« Le soccer
reste un jeu »

Plusieurs joueurs choisissent la MLS pour des questions de sécurité

La ville argentine de Rosario, avec son million d’habitants, est coupée en deux. Une partie vibre pour le club de Newell’s Old Boys tandis que l’autre se pare aux couleurs bleu et jaune de Rosario Central. La rivalité est intense, féroce, et n’est pas toujours facile à vivre quand on y est l’un des protagonistes centraux.

« Quand tu perds, tu ne peux pas sortir de ta maison et, quand tu gagnes, tes partisans te font sentir comme le meilleur joueur du monde. Mais les fans de l’autre équipe, eux, te rayent la voiture, t’insultent et te font passer un mauvais quart d’heure », raconte Hernán Bernardello, joueur de Newell’s Old Boys entre 2006 et 2009, puis en 2015. 

« En Argentine, il y a beaucoup de violence, et le football ne déroge pas à la règle. Ça ne fait que refléter le climat général qui existe. »

— Hernán Bernardello

Cette ambiance délétère mène parfois à de profondes remises en question chez les joueurs (« Chaque fois qu’on doit prendre une décision quant à où aller jouer, cela influe », lance Bernardello). 

Victime d’un braquage d’automobile en octobre 2012, Diego Valeri a carrément quitté son club de toujours, Lanús, pour rejoindre les Timbers de Portland, dans la MLS. 

Aucune mésaventure semblable n’est arrivée à Hassoun Camara, mais les deux clubs précédents du défenseur montréalais – l’Olympique de Marseille et le SC Bastia – sont réputés pour leurs partisans passionnés. 

« Quand ça va mal, ça va très mal. Marseille est une institution et, quand on perd, on le ressent vraiment tout de suite dans la ville. Quand les supporteurs viennent te voir et t’appréhendent dans la rue, ils te demandent de réveiller tel ou tel joueur. » 

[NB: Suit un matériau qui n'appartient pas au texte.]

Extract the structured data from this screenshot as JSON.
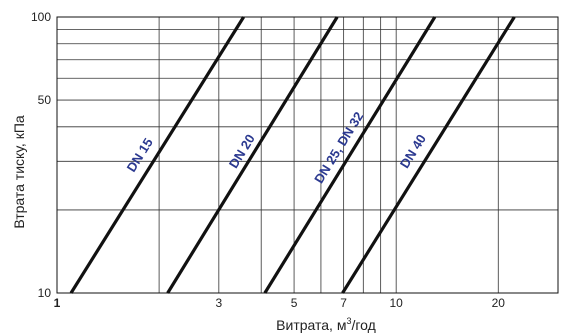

« Ce sont des choses délicates, mais à la fin, c’est la ferveur du foot. Jusqu’à un certain point, c’est agréable, mais si on dépasse certaines limites, ça devient inadmissible. »

— Hassoun Camara

« Ce qu’on voit à Marseille, avec de la délinquance faite envers certains joueurs, est unique en France, ajoute-t-il. On a souvent entendu parler de choses malheureuses comme des cambriolages ou des braquages de voiture. J’espère que ça n’arrivera jamais ici, mais je ne pense pas. Les mentalités sont quand même différentes, et l’histoire sportive est assez récente. »

En optant pour la MLS, Valeri et bien d’autres joueurs font le choix d’une certaine sécurité. La MLS est épargnée par toute cette gradation de violence même si, au fil des années, quelques rivalités ont pu se développer. L’an dernier, par exemple, Didier Drogba a eu maille à partir avec deux partisans particulièrement virulents des Red Bulls de New York.

Camara pointe aussi l’atmosphère qui règne désormais durant les matchs entre l’Impact et le Toronto FC. « En Argentine, il faudrait imiter un peu plus les fans de Montréal, du Canada ou des États-Unis, convient Bernardello. Il y a une certaine passion, mais gagne ou perd, ça reste un jeu. Demain est un autre jour, et personne ne perd la vie en raison d’un match. »

Incidents en série

Camara et Bernardello sont bien placés pour comprendre que certaines choses n’ont pas tourné très rond sur la planète soccer, ces dernières semaines. À Bastia, par exemple, une invasion de terrain par des partisans corses a récemment mené à l’agression de joueurs de l’Olympique Lyonnais.

Toujours en contact avec certains de ses anciens coéquipiers, Camara a déploré l’incident et ses conséquences publiques. « La passion, c’est bien, mais quand ça débouche sur des événements comme ça, c’est difficile à voir. J’espère que les choses s’amélioreront à ce niveau-là. Ce ne sont pas de belles images pour le soccer et sur ce qu’on renvoie à la société, particulièrement auprès des enfants. » 

Au même moment, à Cordoba, un partisan – qui a reconnu l’assassin de son frère dans les tribunes – a été rudoyé avant de perdre la vie après une chute de plusieurs mètres.

« Dans une nouvelle publicité, les joueurs de Belgrano et de Talleres [ndlr : les clubs de Cordoba] rappellent que tout le monde a des amis, de la famille ou des collègues qui appuient le club ennemi, et il n’y a pas de problème. Mais une fois dans le stade, ils veulent s’entretuer », conclut Bernardello en pestant.